Western States Research in the last 10 years
In 2016, Dr. Hoffman stepped down as research director, and the WSER board chose Dr. John Diana, a respected Northern California orthopedist and ultra runner, and WSER finisher. Dr. Diana shifted the WSER research team’s focus to bringing in external researchers rather than “internally” conducting research. This philosophical change helped expand WSER research into areas such as the gut microbiome, visual alterations, and metabolomics. It was also during this time that WSER started the Western States Health and Athletics Conference (WHAM), resurrecting a meeting that helped to spread the newest research on ultrarunning that Dr. Hoffman organized years earlier.
In 2022, after a successful 6 years with Dr. Diana, Dr. Emily Kraus and Dr. Megan Roche, who had both previously conducted several key WSER medical research studies, were named co-research directors. At the time, Dr. Kraus and Dr. Roche were working closely together at Stanford University School of Medicine, with Dr. Kraus as Dr. Roche’s PhD research advisor. The appointment of Drs. Kraus and Roche was historic for a race that has long valued its history – it was the first time female doctors had been chosen to lead the run’s medical research enterprise. During their time, they continued to bring in outside researchers while also conducting valuable research focusing on bone health and relative energy deficiency syndrome (REDS), with a particular focus on the health of female runners.
In 2025, Dr. Tamara “Tami” Hew-Butler was announced as the next research director for WSER
Dr. Hew Bulter brings an impressive array of professional achievements as a clinician and scientist, having been published extensively in some of the world’s most crucial exercise science journals. Dr. Hew-Butler was the lead author and organizer of three International Exercise-Associated Hyponatremia Consensus Guidelines and previously received two WSER research grants as Principal Investigator (PI), which in turn generated 18 scientific publications.

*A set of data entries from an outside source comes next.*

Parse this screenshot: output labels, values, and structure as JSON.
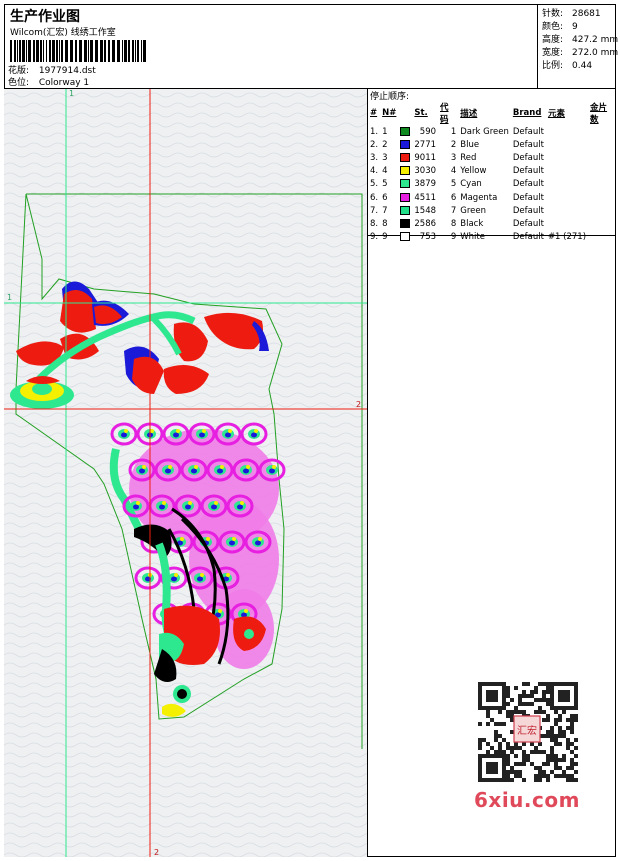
{
  "header": {
    "title": "生产作业图",
    "company": "Wilcom(汇宏) 线绣工作室",
    "file_label": "花版:",
    "file_value": "1977914.dst",
    "colorway_label": "色位:",
    "colorway_value": "Colorway 1"
  },
  "stats": {
    "stitches_label": "针数:",
    "stitches_value": "28681",
    "colors_label": "颜色:",
    "colors_value": "9",
    "height_label": "高度:",
    "height_value": "427.2 mm",
    "width_label": "宽度:",
    "width_value": "272.0 mm",
    "scale_label": "比例:",
    "scale_value": "0.44"
  },
  "stop_list": {
    "title": "停止顺序:",
    "headers": [
      "#",
      "N#",
      "St.",
      "代码",
      "描述",
      "Brand",
      "元素",
      "金片数"
    ],
    "rows": [
      {
        "idx": "1.",
        "n": "1",
        "color": "#0f8a1f",
        "st": "590",
        "code": "1",
        "desc": "Dark Green",
        "brand": "Default",
        "elem": ""
      },
      {
        "idx": "2.",
        "n": "2",
        "color": "#1a1ad8",
        "st": "2771",
        "code": "2",
        "desc": "Blue",
        "brand": "Default",
        "elem": ""
      },
      {
        "idx": "3.",
        "n": "3",
        "color": "#ee1c10",
        "st": "9011",
        "code": "3",
        "desc": "Red",
        "brand": "Default",
        "elem": ""
      },
      {
        "idx": "4.",
        "n": "4",
        "color": "#f4f000",
        "st": "3030",
        "code": "4",
        "desc": "Yellow",
        "brand": "Default",
        "elem": ""
      },
      {
        "idx": "5.",
        "n": "5",
        "color": "#2ee890",
        "st": "3879",
        "code": "5",
        "desc": "Cyan",
        "brand": "Default",
        "elem": ""
      },
      {
        "idx": "6.",
        "n": "6",
        "color": "#e61fe0",
        "st": "4511",
        "code": "6",
        "desc": "Magenta",
        "brand": "Default",
        "elem": ""
      },
      {
        "idx": "7.",
        "n": "7",
        "color": "#22e08a",
        "st": "1548",
        "code": "7",
        "desc": "Green",
        "brand": "Default",
        "elem": ""
      },
      {
        "idx": "8.",
        "n": "8",
        "color": "#000000",
        "st": "2586",
        "code": "8",
        "desc": "Black",
        "brand": "Default",
        "elem": ""
      },
      {
        "idx": "9.",
        "n": "9",
        "color": "#ffffff",
        "st": "753",
        "code": "9",
        "desc": "White",
        "brand": "Default",
        "elem": "#1 (271)"
      }
    ]
  },
  "guides": {
    "v1_label": "1",
    "h1_label": "1",
    "h2_label": "2",
    "v2_label": "2"
  },
  "watermark": "6xiu.com",
  "qr_stamp_text": "汇宏"
}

Hew-Butler, who is a Fellow of the American College of Sports Medicine, is a recently retired Associate Professor at Wayne State University in Detroit, Michigan. Previously, she was an Associate Professor at Oakland University in Rochester, Michigan, as well as a Research Assistant Professor at Arizona State University. She received her Doctor of Podiatric Medicine degree from Temple University, and has been a clinician for more than three decades. She received her Ph.D. in exercise science from the University of Cape Town, South Africa.
Under Dr. Hew Butler’s leadership and with the assistance of the WSER research committee and board, Western States has a strong commitment to continue to be the leader in ultrarunning research. Our goals are to increase our research budget and continue to perform research at WSER that helps get as many runners to the finish line as safely as possible.